A freely falling body takes 4s to reach the ground. One second after release, the percentage of its initial potential energy, that is still retained is

To solve the problem step by step, we will first calculate the initial potential energy of the body when it is released and then determine how much potential energy remains after one second of free fall. ### Step 1: Calculate the total distance fallen in 4 seconds The formula for the distance \( s \) fallen under gravity is given by: \[ s = \frac{1}{2} g t^2 \] where \( g \) is the acceleration due to gravity (approximately \( 10 \, \text{m/s}^2 \)) and \( t \) is the time in seconds.

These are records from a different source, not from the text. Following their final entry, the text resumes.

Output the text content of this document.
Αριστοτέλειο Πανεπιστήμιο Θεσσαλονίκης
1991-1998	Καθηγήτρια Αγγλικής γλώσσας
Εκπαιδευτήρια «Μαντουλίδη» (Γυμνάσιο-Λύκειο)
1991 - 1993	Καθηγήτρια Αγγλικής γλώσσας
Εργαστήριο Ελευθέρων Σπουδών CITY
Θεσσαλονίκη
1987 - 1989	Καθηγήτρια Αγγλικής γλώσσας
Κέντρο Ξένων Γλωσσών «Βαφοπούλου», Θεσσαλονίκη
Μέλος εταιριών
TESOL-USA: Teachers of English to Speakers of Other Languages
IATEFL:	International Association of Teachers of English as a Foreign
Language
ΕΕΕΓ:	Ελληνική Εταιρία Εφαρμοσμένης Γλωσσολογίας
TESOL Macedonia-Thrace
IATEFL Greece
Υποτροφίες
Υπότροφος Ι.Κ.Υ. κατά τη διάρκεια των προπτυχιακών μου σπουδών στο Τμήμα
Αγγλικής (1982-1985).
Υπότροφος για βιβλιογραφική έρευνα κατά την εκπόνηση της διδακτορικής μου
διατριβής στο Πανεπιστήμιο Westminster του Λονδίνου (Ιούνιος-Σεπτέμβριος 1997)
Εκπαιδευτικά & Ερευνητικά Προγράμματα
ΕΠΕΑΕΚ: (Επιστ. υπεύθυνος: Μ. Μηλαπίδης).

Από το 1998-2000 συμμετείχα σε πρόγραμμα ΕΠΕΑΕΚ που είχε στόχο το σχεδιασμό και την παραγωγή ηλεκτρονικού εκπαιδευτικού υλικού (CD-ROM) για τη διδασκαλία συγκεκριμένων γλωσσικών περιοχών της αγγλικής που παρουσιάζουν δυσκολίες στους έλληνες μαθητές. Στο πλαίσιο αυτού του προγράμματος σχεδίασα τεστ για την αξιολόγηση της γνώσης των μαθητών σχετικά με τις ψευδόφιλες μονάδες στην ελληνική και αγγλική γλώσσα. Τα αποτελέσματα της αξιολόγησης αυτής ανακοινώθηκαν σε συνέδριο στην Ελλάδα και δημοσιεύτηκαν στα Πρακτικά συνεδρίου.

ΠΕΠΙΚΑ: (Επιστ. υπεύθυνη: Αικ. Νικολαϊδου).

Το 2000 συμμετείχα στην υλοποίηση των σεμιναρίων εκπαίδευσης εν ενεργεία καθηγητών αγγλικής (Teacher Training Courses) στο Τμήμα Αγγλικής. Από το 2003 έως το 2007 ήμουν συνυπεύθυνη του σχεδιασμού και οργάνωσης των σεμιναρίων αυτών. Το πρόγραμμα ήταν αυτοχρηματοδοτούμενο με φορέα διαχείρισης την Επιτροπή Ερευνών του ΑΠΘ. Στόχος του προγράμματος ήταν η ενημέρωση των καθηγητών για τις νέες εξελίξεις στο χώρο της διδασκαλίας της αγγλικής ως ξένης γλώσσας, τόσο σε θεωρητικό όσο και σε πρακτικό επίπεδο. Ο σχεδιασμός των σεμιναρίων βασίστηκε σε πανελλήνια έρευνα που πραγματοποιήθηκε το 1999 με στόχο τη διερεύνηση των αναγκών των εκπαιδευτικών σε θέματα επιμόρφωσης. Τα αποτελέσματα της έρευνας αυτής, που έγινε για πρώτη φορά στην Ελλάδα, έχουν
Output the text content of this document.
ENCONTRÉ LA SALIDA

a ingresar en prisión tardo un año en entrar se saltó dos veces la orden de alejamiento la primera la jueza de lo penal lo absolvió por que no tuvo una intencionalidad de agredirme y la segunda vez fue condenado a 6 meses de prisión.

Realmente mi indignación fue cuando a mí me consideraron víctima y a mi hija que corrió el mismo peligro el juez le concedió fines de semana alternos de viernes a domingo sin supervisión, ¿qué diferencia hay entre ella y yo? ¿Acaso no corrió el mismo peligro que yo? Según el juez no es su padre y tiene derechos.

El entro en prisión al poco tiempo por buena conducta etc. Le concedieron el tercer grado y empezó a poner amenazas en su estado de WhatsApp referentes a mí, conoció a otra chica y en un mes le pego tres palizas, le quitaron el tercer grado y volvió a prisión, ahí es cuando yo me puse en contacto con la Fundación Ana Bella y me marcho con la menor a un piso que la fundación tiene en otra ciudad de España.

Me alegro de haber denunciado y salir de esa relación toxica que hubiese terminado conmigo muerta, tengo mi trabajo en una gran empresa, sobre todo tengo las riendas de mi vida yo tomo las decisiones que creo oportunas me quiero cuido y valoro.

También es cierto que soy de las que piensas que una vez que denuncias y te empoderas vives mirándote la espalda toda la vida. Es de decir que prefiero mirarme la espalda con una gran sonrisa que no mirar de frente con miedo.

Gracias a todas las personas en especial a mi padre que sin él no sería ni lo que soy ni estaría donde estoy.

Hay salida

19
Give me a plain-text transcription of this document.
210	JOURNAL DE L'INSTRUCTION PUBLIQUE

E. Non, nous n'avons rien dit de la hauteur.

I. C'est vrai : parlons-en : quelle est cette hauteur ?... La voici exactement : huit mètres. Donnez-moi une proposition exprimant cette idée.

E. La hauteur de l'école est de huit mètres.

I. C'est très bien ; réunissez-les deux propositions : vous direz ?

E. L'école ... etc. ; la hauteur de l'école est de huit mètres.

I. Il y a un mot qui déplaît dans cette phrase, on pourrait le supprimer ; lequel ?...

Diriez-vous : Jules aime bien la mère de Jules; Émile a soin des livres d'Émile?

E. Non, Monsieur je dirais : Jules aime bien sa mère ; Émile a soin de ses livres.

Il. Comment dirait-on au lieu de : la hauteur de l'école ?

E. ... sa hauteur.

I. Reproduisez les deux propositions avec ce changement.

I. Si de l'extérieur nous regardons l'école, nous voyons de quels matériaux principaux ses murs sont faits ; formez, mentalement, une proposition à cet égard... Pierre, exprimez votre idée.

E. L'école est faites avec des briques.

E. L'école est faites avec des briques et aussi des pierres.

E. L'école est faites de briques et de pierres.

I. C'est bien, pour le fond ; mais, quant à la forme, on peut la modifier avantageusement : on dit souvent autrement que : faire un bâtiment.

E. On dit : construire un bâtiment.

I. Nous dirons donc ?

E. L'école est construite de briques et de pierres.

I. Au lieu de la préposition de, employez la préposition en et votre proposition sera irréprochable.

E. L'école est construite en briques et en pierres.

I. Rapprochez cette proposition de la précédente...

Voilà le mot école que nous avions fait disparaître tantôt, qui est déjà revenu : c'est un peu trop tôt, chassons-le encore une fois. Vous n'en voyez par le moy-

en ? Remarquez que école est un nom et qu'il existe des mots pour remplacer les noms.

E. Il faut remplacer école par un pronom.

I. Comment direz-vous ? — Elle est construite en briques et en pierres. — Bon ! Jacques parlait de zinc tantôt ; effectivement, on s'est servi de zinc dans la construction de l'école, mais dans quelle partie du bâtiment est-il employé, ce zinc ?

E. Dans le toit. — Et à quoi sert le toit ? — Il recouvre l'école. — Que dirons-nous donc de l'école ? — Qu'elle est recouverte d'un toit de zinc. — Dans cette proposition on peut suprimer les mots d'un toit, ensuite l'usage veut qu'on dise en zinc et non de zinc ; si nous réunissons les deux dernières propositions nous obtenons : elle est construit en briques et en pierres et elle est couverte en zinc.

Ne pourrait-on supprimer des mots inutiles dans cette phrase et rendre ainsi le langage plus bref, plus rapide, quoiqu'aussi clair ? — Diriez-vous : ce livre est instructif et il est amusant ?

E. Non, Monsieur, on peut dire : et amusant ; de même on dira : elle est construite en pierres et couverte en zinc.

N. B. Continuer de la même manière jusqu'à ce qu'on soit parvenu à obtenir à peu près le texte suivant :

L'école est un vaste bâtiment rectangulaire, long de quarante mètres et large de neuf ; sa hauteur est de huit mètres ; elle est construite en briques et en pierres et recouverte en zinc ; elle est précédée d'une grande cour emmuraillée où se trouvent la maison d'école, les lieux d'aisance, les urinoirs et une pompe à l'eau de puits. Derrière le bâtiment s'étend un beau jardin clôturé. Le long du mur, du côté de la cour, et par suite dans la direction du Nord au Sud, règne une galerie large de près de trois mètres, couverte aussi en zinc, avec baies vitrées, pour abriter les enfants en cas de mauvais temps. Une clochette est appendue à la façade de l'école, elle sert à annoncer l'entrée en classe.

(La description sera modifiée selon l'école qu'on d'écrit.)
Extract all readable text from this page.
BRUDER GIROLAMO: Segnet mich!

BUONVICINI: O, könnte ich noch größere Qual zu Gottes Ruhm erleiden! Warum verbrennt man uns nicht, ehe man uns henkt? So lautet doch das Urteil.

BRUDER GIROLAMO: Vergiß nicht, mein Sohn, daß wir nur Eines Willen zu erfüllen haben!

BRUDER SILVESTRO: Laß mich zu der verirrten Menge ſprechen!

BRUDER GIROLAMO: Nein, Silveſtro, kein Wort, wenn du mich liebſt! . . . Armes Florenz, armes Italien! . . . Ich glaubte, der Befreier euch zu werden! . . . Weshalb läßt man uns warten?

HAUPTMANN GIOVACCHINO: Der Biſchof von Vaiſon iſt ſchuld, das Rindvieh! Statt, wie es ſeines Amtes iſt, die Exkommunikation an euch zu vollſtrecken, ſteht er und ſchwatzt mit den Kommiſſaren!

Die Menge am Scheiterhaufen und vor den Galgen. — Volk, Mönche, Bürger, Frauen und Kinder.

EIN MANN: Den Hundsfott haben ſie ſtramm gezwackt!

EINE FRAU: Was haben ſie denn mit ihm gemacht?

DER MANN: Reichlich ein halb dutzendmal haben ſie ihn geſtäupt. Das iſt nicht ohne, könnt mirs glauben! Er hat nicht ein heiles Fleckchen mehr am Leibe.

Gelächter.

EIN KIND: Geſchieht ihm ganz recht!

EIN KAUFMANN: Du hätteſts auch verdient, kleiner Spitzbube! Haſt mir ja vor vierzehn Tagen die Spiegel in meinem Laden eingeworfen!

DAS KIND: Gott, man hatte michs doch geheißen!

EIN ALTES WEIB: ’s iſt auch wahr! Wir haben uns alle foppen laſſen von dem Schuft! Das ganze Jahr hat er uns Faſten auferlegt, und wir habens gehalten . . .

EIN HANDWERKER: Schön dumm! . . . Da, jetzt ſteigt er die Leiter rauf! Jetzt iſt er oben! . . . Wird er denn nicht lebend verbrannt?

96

For a freely falling body that takes 4 seconds to reach the ground: \[ s_1 = \frac{1}{2} \times 10 \times (4^2) = \frac{1}{2} \times 10 \times 16 = 80 \, \text{meters} \] ### Step 2: Calculate the distance fallen after 1 second Now, we calculate the distance fallen after 1 second: \[ s_2 = \frac{1}{2} \times 10 \times (1^2) = \frac{1}{2} \times 10 \times 1 = 5 \, \text{meters} \] ### Step 3: Calculate the initial potential energy The initial potential energy \( U_1 \) when the body is at height \( s_1 \) is given by: \[ U_1 = m \cdot g \cdot s_1 = m \cdot 10 \cdot 80 = 800m \, \text{Joules} \] ### Step 4: Calculate the potential energy after 1 second The potential energy \( U_2 \) after falling for 1 second to height \( s_2 \) is: \[ U_2 = m \cdot g \cdot s_2 = m \cdot 10 \cdot 75 = 750m \, \text{Joules} \] (Note: The height after 1 second is \( 80 - 5 = 75 \) meters.) ### Step 5: Calculate the percentage of potential energy retained To find the percentage of initial potential energy that is still retained after 1 second, we use the formula: \[ \text{Percentage retained} = \frac{U_2}{U_1} \times 100 \] Substituting the values we calculated: \[ \text{Percentage retained} = \frac{750m}{800m} \times 100 = \frac{750}{800} \times 100 = 93.75\% \] ### Final Answer The percentage of the initial potential energy that is still retained after 1 second is approximately **93.75%**. ---